A Hybrid CAPTCHA Combining Generative AI with Keystroke Dynamics for Enhanced Bot Detection
Ayda Aghaei Nia
TL;DR
This paper tackles bot proliferation in web CAPTCHAs by proposing a hybrid system that combines dynamic, LLM-generated cognitive challenges with keystroke-dynamics-based behavioral biometrics. The architecture uses a secure client-server setup where the LLM creates a novel question, the answer is hashed with SHA-256, and only the question-hash pair is exposed to the client, while the behavioral layer analyzes inter-key latency via $F_i = t_{i+1} - t_i$ and total duration $T_{total} = t_n - t_1$, including statistics $\mu_F$ and $\sigma_F$. A heuristic classifier enforces that the answer hash matches, no paste events occurred, and the biometric features satisfy thresholds $\sigma_F > \theta_{\sigma}$ and $T_{total} > \theta_{t}$ with $\theta_{\sigma} = 20\,\text{ms}$ and $\theta_{t} = 150\,\text{ms}$, yielding strong bot detection in experiments (paste-based and typing-simulation bots) while maintaining usability.

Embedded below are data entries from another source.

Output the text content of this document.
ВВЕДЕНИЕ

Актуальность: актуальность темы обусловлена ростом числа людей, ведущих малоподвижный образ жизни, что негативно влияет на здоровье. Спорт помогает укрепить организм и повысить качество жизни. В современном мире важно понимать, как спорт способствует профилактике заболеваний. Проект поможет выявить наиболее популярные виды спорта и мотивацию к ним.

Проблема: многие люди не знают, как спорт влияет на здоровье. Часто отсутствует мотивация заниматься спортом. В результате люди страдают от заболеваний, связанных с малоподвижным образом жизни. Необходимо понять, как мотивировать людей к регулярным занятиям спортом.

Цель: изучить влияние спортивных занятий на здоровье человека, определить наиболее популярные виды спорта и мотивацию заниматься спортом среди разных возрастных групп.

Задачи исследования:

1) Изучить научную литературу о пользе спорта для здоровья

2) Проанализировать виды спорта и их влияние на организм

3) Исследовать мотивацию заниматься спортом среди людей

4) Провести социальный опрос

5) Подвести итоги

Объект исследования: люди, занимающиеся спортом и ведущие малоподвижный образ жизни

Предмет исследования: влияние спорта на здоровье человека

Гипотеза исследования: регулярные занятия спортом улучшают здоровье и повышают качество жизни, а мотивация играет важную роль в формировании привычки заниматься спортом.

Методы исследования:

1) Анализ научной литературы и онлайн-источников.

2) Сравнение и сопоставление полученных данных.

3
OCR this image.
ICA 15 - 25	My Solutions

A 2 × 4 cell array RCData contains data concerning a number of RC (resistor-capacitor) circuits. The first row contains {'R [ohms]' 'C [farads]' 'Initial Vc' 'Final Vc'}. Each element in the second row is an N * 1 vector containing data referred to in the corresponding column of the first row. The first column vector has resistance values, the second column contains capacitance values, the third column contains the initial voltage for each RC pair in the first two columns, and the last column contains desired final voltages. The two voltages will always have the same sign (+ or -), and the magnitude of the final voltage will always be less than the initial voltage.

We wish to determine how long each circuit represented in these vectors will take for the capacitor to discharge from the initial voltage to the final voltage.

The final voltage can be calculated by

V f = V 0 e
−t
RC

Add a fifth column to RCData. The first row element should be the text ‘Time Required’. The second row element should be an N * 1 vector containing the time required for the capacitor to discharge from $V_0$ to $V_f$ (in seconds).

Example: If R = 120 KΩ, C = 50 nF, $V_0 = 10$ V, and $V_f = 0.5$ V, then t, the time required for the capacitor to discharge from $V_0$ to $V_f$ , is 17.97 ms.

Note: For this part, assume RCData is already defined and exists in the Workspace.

The results demonstrate high human usability (87% first-attempt success, 100% within two attempts) and perfect bot detection, underscoring the potential of combining cognitive and behavioral tests for a more secure and user-friendly CAPTCHA paradigm; future work includes ML-based behavioral modeling and multimodal biometrics for enhanced robustness and scalability.
Abstract
Completely Automated Public Turing tests to tell Computers and Humans Apart (CAPTCHAs) are a foundational component of web security, yet traditional implementations suffer from a trade-off between usability and resilience against AI-powered bots. This paper introduces a novel hybrid CAPTCHA system that synergizes the cognitive challenges posed by Large Language Models (LLMs) with the behavioral biometric analysis of keystroke dynamics. Our approach generates dynamic, unpredictable questions that are trivial for humans but non-trivial for automated agents, while simultaneously analyzing the user's typing rhythm to distinguish human patterns from robotic input. We present the system's architecture, formalize the feature extraction methodology for keystroke analysis, and report on an experimental evaluation. The results indicate that our dual-layered approach achieves a high degree of accuracy in bot detection, successfully thwarting both paste-based and script-based simulation attacks, while maintaining a high usability score among human participants. This work demonstrates the potential of combining cognitive and behavioral tests to create a new generation of more secure and user-friendly CAPTCHAs.